Not buying his bullshit for a second, I let out a long, frustrated sigh and yanked down the collar of my shirt, fully exposing the Mark. “That. What the fuck is that? I’m entirely certain it wasn’t there last night! So what the hell did you do?”
He stared at it for a long, agonizing moment, narrowing his eyes thoughtfully. I crossed my arms, impatiently tapping my foot.
Then he smirked.
He fucking smirked.
“I think,” he said slowly. “That you know exactly what that is.”
I could not believe him.
“You Marked me,” I growled. “After I specifically told you no biting. Actually, what I said was to keep your dog-teeth away from my neck.” I waved a hand toward the Mark. “What got lost in translation?”
His smirk turned into a grin. A wicked one. His eyes glittered with a cold menace, completing the ensemble. In a flash, he grabbed my wrist and pulled me on top of him, a blanket the only thing separating us. Well, that, and the fact that I was fully clothed.
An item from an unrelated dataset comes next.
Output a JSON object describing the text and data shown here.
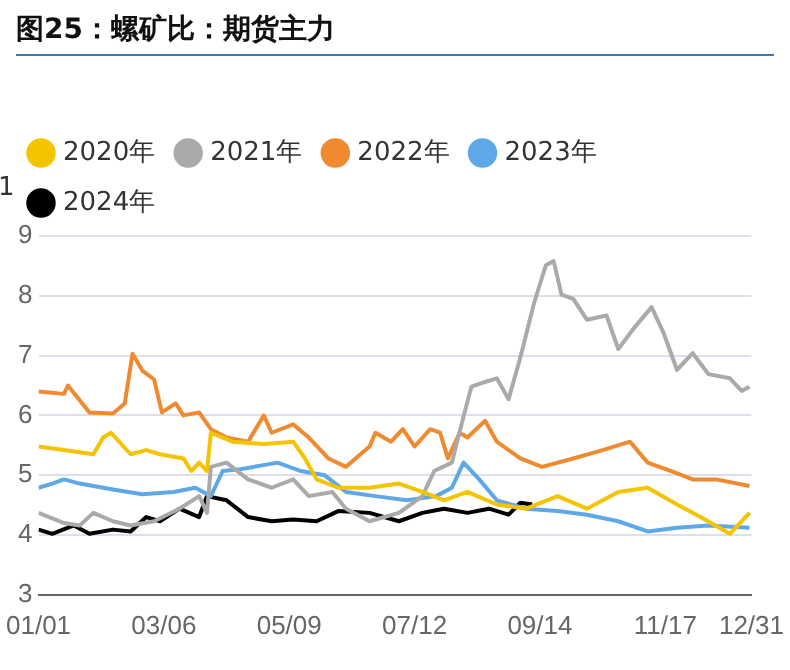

I tried not to think about how he was not clothed and likely completely naked under the covers. I didn’t recall him throwing those pajamas back on. Then again, I didn’t remember him biting me, either.
“Oh?” Still clutching my wrist, he slowly brought my hand up to his lips. “You would have preferred if I Marked you elsewhere?” His mouth trailed down my palm, stopping at my wrist. “Perhaps here?” He nipped lightly at the spot. Despite myself, I let out a sharp gasp. “Oh here?” He wandered up my arm, stopping to press a kiss against my shoulder, pulling up my sleeve. I shuddered, the sensation was much more overpowering than it has ever been. Because of that stupid bond. Unable to go any further because of my shirt, he tugged me closer, his mouth roaming up my jaw. “Or even-”
I pulled away and rolled off the bed before he could react. “Stop,” I snarled. “I’m not letting you get away with this, Elijah Randon. You Marked me. Without my consent. In fact, I told you not to.”
“You’re my mate,” he said simply. “And I’m an Alpha. I can do what I wish.”
“That is not true.” I was seriously considering the decapitation option. “I’m not your property. I’m not a possession. I’m not a thing to be owned. I’m a human.” Well, kind of. “And, if I recall correctly, I’m supposed to be your equal now, whatever that means.” If it means I’m supposed to help lead this pack, allow me to lead it to its death. “I promise you, Elijah, you will pay for this.”
While I was somewhat proud of my little outburst, he looked more amused than anything. “I do seem to remember you saying something similar when I killed your father,” he mused. “And yet, here I still stand, alive and well, perfectly fine.”
I flinched at the mention of my father.
And as I flinched, he did.
The completed bond. Well, that’s interesting.
“I can assure you,” I said softly, a cold quiet. “That you will get what’s coming for you. And I will be there when it happens.”
Without waiting for him to say another word, I stormed out of the room, ignoring the swell of guilt rising in the pit of my stomach.
I buried the feeling deep, deep down, where not even I could find it again.
Marks my words, Elijah Randon. Mate or not, I will end you, even if it’s the last thing I ever do.
Even if your death will send me unwillingly into the deepest depression I’ve ever known.